Closing the Pratt
Editor: The planned closing of five branches of the Enoch Pratt Free Library on March 15 has community groups scurrying to insure the continuation of library services in their neighborhoods.
Since no community can underwrite the entire cost of a library, a common thread in their proposals is that each wants their library to remain part of Pratt. Pratt continues to deny this possibility.
The money saved by closing five libraries will foreclose on the much greater investment taxpayers made in establishing these branches in the first place. Eliminating five branches will insure that Baltimoreans will pay many times over for the fiscal emergency of the early 1990s.

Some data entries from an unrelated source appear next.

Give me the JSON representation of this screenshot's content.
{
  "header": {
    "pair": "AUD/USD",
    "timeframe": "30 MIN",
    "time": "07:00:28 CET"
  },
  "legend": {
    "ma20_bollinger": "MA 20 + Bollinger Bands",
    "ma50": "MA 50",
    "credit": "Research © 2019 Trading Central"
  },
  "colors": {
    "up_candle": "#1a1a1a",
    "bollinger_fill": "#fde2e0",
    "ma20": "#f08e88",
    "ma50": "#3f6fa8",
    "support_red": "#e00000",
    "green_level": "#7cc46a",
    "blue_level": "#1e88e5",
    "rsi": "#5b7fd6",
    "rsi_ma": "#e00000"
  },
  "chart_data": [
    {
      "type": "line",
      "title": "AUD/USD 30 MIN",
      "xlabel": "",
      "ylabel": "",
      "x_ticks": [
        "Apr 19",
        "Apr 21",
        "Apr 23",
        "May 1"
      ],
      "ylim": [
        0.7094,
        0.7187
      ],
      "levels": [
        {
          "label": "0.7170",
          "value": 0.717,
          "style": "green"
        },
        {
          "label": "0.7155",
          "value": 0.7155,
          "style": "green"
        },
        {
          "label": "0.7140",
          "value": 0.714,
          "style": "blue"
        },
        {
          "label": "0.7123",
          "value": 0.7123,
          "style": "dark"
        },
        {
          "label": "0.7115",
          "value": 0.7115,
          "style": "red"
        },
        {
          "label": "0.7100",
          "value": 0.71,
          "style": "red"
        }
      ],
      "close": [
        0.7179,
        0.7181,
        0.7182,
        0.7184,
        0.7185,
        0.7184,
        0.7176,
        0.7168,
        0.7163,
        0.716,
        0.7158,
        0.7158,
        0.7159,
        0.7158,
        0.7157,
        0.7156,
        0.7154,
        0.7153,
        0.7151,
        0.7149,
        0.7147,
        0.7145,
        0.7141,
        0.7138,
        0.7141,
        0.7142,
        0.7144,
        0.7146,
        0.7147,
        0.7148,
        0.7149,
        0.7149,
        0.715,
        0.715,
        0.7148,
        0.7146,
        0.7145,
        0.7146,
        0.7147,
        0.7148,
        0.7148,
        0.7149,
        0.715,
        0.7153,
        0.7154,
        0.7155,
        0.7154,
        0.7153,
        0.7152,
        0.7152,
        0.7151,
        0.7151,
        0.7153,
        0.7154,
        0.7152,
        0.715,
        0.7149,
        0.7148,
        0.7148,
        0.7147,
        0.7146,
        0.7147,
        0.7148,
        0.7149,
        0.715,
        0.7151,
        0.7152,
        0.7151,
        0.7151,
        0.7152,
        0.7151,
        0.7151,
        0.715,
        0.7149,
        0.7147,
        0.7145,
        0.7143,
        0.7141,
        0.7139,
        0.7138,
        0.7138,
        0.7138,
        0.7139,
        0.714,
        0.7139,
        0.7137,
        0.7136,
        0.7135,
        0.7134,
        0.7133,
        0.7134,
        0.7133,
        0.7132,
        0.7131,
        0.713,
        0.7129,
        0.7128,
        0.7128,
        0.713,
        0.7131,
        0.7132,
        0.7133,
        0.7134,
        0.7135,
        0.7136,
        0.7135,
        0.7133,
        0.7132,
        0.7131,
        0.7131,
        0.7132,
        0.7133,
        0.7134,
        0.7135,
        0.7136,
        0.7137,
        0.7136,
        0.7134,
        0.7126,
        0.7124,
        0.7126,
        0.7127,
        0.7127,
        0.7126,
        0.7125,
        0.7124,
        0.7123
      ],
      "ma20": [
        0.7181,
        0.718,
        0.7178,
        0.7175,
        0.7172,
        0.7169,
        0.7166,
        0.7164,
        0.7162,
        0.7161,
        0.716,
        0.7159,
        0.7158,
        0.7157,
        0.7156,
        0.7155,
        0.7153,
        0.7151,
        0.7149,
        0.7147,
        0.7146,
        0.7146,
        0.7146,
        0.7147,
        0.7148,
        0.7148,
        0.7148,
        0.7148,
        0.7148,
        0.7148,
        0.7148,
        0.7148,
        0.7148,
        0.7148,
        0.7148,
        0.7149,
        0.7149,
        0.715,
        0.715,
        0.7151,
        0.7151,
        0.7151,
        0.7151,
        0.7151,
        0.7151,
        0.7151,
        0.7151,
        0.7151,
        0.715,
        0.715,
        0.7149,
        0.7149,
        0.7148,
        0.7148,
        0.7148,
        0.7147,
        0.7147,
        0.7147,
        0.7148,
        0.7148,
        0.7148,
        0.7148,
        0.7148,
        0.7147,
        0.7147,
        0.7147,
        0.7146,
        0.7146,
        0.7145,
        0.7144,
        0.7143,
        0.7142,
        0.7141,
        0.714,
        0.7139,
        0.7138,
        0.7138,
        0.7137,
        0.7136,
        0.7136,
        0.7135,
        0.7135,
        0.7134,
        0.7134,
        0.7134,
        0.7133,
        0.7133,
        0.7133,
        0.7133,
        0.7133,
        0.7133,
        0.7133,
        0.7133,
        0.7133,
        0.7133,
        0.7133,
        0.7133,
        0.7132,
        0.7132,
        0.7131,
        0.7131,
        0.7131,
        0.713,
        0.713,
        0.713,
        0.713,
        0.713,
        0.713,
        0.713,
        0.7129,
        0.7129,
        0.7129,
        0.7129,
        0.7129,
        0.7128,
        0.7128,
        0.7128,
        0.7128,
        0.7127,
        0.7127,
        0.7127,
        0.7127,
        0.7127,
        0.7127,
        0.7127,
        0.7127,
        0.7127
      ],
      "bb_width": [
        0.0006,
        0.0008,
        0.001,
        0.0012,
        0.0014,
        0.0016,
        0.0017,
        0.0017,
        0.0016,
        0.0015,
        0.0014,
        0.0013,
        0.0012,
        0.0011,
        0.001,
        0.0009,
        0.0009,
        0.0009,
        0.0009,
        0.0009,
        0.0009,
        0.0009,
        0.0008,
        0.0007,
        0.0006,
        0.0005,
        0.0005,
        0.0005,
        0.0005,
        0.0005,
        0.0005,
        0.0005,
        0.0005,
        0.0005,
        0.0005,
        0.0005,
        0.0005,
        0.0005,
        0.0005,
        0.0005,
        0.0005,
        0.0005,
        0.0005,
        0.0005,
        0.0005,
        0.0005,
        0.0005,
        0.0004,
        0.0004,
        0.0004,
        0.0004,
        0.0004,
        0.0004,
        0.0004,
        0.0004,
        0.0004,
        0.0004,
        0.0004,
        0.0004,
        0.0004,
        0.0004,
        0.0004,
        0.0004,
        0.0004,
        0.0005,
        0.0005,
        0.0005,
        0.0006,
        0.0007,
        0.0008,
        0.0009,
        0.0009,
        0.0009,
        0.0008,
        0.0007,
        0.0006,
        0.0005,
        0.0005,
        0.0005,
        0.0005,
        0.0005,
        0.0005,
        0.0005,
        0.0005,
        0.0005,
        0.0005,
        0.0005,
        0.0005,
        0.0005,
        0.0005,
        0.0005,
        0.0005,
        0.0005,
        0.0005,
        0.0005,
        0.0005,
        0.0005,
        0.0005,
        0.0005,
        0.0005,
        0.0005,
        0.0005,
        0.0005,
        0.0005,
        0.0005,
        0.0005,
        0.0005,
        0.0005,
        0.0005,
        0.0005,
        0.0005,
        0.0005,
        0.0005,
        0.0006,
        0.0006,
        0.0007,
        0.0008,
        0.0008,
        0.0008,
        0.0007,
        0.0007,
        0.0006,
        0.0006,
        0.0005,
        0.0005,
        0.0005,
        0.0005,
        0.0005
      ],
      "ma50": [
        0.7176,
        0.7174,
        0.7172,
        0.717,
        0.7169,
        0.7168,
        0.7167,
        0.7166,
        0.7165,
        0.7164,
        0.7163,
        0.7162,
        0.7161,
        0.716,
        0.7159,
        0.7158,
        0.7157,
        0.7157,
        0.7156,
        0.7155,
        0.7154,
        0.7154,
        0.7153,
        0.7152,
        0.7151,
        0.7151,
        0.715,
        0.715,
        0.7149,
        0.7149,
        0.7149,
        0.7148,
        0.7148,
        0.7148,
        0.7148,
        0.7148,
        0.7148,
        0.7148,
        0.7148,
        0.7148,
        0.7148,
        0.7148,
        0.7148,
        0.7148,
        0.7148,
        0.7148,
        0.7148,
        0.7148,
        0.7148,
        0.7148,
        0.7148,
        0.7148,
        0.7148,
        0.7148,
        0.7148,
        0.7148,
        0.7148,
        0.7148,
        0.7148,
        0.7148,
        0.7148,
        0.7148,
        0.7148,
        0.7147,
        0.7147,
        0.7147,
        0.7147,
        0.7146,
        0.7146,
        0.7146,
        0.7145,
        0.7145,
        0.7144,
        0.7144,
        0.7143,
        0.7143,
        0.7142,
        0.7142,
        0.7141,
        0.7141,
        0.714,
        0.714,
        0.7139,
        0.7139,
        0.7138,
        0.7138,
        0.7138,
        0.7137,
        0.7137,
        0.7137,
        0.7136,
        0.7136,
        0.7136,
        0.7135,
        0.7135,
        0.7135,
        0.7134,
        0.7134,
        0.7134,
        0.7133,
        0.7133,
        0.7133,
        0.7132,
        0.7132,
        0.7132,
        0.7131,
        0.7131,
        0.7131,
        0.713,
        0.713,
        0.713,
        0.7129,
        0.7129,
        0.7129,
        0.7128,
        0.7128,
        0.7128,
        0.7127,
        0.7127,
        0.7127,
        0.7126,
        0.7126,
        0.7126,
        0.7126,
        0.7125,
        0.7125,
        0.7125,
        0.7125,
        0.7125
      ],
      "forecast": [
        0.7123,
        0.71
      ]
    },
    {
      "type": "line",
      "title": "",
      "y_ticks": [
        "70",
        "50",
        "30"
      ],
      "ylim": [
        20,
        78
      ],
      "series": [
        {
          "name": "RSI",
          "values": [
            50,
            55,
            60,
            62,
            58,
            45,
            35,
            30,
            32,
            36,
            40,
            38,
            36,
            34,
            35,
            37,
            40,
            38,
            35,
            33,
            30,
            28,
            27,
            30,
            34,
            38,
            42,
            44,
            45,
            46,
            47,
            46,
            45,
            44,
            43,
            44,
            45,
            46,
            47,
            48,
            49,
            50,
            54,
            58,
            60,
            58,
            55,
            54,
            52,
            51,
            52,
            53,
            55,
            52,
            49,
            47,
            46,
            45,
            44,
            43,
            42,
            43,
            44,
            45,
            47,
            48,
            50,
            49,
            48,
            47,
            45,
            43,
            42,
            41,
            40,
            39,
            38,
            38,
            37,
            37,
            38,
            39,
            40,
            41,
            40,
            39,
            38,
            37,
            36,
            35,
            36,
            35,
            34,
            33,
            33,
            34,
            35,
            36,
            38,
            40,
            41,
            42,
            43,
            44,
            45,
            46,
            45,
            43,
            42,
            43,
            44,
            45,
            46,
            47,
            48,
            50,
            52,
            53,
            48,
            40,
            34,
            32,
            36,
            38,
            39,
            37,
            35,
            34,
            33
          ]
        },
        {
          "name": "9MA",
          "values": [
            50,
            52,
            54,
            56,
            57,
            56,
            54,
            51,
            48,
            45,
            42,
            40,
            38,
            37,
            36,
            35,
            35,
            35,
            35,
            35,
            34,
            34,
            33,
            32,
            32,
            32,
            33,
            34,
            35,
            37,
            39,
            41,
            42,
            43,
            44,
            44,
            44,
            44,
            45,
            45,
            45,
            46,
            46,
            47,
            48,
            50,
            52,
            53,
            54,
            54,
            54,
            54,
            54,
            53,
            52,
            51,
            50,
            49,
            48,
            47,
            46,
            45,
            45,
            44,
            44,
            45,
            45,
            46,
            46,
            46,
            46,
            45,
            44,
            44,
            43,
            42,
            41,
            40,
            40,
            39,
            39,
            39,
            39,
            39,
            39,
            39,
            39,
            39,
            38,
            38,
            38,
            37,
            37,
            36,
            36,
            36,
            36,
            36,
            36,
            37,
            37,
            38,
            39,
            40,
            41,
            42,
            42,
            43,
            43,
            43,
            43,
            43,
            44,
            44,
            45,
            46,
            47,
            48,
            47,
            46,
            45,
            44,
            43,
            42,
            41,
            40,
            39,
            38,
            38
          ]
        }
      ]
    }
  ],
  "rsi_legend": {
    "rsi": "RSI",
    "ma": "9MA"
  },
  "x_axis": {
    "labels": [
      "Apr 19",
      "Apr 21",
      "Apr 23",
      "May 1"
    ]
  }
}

Creative ways may be found to provide more economical community services. Some may even require an initial capital expenditure in order to ensure long-term savings.
While the community develops such ideas, the situation at Pratt must be stabilized. We must respond to this fiscal emergency without denying reasonable access to books for so many Baltimoreans.
Jane Ball Shipley.
No Second Coming
Editor: Without commenting in this forum, I have read your incessant editorials in support of the destruction of UMBC for the last several decades.
Enough is enough.
In your New Year's Day editorial, you paint the proposed merger of UMBC and University of Maryland at Baltimore as the educational Second Coming. Such is not the case.
UMBC has been around now for a quarter of a century and is poised to make a major contribution to the entire state economy. Merging it would destroy what was without producing the economic results you promise.
David A. Tibbetts.
Editor: Placing helmets on the heads of motorcyclists is really not the job of the legislature.
The effect of the human head striking the ground at high speed can be equated to a pumpkin falling off the back of a pick-up truck. Neither the head nor the pumpkin are evenly matched against asphalt. Wear a ''Full Face'' helmet.
Lee F. Dill.
Top or Bottom?
Editor: President Bush's trip to Japan and the Far East highlights the extreme failure of American industry.
He took with him chief executive officers who argue protectionism yet ignore the need to improve their own competitiveness in the world market.
These CEOs line their pockets with obscene bonuses from debt-ridden companies while they lay off workers by the thousands. They buy out other companies and build their own portfolios but shirk at their responsibilities to re-invest and plan long-term strategies.
The Japanese may be involved in some unfair trade practices, but what right do American firms have to complain? Did President Bush pick the cream of the crop or the bottom of the barrel to go with him and to represent American industry?
Myles B. Hoenig.
Snow Hill Loves Y'All
Editor: Thanks for publishing my recent letter.
My only regret is that you have me living in Snow Mill instead of Snow Hill.
Snow Hill, a friendly town of 2,000 people at the commercial headwaters of the Pocomoke River, was founded in 1642.
It's the county seat of Worcester County with lovely old homes, including three bed and breakfast inns, five churches, a first-rate library, a museum and an annual canoe race 12 miles down the incredibly lovely Pocomoke to Pocomoke City.
Come visit us; enter or watch the race next June 20.
We would love to see you any time.
Worthington J. Thompson.
Snow Hill. Editor: It is amazing to read Mark N. Copper's diatribe (''The Baby Bells Are Loose; Expect More Chaos,'' Opinion * Commentary, Dec. 24) against the local telephone industry.
Mr. Cooper and the Consumer Federation of America (CFA) say that the local telephone industry is too irresponsible to trust as providers of new information age services to consumers.
The story he tells, however, is one developed and promoted by the National Cable Television Association, the American Newspaper Publishers Association and others whose special interests will benefit enormously if the Bell Companies are stripped of their ability to participate in the information age.
Instead, if Mr. Cooper and his cable television and newspaper friends succeed, the average American consumer is going to experience higher telephone rates, lower quality service and be left out of the information age.
A robust and regulated public telephone network is essential if innovative services in health, education and related areas are to be universally available and affordable to the public. The public telephone network, as a regulated utility, is the only information provider subject to the mandate of the 1934 Communications Act to serve all citizens.
Educational applications such as voice mail serve as dramatic examples of how universal deployment of new technology serves everyone, including low-income consumers. Homework hot lines enable teachers to leave daily messages, including homework assignments, in a publicly accessible voice mail system.